The photographs that Prince selected
for much of his work in the early eighties are of figures of rebellion, of pioneering
masculinity, and of seductive femininity. He stole the images of bikers, punk
rockers, Catherine Denuve, alternative youths, Superman, and criminals, among
others, most of whom suit the delinquent gesture of appropriation. The subjects
embody the fierce and the bold, the fearless, and the utterly romantic, all of
the qualities that Prince himself exhibits by selecting printed imagery and stealing
it for his own much more glamorous re-presentations.
Prince's stolen
images are re-presented in provocative ways that frequently provide some sort
fantastic power void in the original. Take for example, Super Heavy Santa,
1986, for which he juxtaposes images of Superman, heavy metal musicians and Santa
Claus. There seem to be no common ground between the subjects, but Prince's
close juxtaposition proves they each share a use of costumes. In Criminals
and Celebrities, 1986, he puts together images of outlaws and famous people.
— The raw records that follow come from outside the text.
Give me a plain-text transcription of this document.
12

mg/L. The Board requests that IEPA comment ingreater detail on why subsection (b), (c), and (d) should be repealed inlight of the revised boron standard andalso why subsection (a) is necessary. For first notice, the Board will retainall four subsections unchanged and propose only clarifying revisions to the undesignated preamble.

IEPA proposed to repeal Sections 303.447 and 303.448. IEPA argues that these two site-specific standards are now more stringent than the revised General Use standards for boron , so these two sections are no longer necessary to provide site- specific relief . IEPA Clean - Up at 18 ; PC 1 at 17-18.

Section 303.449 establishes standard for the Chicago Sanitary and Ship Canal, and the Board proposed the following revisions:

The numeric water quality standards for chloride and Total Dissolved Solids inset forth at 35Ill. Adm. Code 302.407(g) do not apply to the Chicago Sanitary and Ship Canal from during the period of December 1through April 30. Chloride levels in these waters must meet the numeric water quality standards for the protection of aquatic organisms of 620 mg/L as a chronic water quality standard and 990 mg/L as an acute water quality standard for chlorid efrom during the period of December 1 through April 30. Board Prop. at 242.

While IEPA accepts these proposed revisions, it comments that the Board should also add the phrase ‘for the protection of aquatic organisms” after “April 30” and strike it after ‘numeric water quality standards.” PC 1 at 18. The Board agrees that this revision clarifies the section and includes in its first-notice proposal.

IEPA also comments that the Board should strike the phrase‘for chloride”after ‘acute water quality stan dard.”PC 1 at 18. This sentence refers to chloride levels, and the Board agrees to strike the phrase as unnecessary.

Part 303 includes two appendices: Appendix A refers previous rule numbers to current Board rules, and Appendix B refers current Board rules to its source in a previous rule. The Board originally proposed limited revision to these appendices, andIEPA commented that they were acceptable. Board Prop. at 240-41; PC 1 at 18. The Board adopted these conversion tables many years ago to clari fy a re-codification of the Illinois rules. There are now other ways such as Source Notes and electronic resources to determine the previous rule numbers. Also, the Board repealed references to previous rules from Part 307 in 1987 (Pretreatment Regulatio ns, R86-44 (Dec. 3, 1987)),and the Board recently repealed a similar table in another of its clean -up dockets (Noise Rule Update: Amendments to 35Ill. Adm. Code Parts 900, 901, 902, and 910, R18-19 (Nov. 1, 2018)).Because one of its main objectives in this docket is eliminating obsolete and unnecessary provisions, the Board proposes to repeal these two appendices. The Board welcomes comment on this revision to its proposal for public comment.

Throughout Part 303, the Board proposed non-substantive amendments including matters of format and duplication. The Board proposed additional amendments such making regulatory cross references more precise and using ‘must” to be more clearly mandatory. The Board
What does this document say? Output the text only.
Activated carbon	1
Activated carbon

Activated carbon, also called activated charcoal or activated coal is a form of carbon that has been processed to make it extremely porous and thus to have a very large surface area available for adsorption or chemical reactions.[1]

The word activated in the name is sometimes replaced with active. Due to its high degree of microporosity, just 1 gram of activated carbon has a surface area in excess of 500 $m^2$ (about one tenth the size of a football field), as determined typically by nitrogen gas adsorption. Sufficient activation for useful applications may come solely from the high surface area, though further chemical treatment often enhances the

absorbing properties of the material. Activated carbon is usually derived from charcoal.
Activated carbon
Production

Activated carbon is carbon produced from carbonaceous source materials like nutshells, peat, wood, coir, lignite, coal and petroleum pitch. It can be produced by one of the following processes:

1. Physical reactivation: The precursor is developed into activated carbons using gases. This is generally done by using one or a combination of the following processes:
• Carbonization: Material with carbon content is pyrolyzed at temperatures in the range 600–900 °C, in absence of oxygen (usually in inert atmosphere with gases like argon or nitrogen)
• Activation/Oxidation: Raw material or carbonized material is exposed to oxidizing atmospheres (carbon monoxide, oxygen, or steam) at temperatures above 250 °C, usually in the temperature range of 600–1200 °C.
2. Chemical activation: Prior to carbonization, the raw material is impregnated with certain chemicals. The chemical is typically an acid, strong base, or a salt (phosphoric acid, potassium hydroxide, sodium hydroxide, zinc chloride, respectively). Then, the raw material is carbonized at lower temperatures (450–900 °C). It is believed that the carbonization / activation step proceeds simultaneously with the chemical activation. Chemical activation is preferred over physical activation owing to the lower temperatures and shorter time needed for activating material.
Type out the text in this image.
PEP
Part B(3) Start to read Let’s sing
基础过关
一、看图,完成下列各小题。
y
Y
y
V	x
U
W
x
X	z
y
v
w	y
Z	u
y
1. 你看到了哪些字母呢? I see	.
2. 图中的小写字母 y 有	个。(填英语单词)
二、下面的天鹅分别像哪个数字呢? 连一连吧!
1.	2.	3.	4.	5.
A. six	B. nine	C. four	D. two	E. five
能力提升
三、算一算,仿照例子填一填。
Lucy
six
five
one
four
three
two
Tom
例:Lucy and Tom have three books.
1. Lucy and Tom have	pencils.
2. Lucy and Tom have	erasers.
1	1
The juxtaposition evidences the commonality - both criminals and celebrities hide
their faces from the cameras - some for shame and others for privacy. The
combinations in these works also reference the inconsistent jumbling of mass media,
which places all images on the same plane. In mass media, such as magazines,
Superman, heavy metalists, Santa Claus, criminals, celebrities, living rooms,
and cowboys, can all appear side by side.
Prince's arbitrary juxtapositioning
however, is made in clean and uniform in grid like patters that imply the overarching
order of the printed world. He is careful to arrange his individual images
in lines, boxes or rows. His system mimics the shape of columns in magazines.
He applies the mindset of a graphic designer or layout artist. A great example
of this is Velvet Beach, 1984-5. In this work, Prince presents twelve boxed
images of waves. Each image shows the wave with white water in the action
of breaking, at a tumultuous climactic and chaotic moment. The images are
arranged however to form a uniform rectangle with consistent white space between
them. The look is like a magazine layout.
At the turn of the century, Prince published his writing and began to create paintings
of text and images. He pairs a joke, which is an appropriated textual social
property, with cartoon like iconography and abstract gestural painting.
The jokes are sometimes incomplete or at their climactic moment. They are
often crass or culturally outdated. The works, though aesthetically different
than his early photography, share a common intention to evoke familiarity and
shock. The artist also continued to re-purpose existing photographs, including
those given to him by celebrities in the series, "All the best."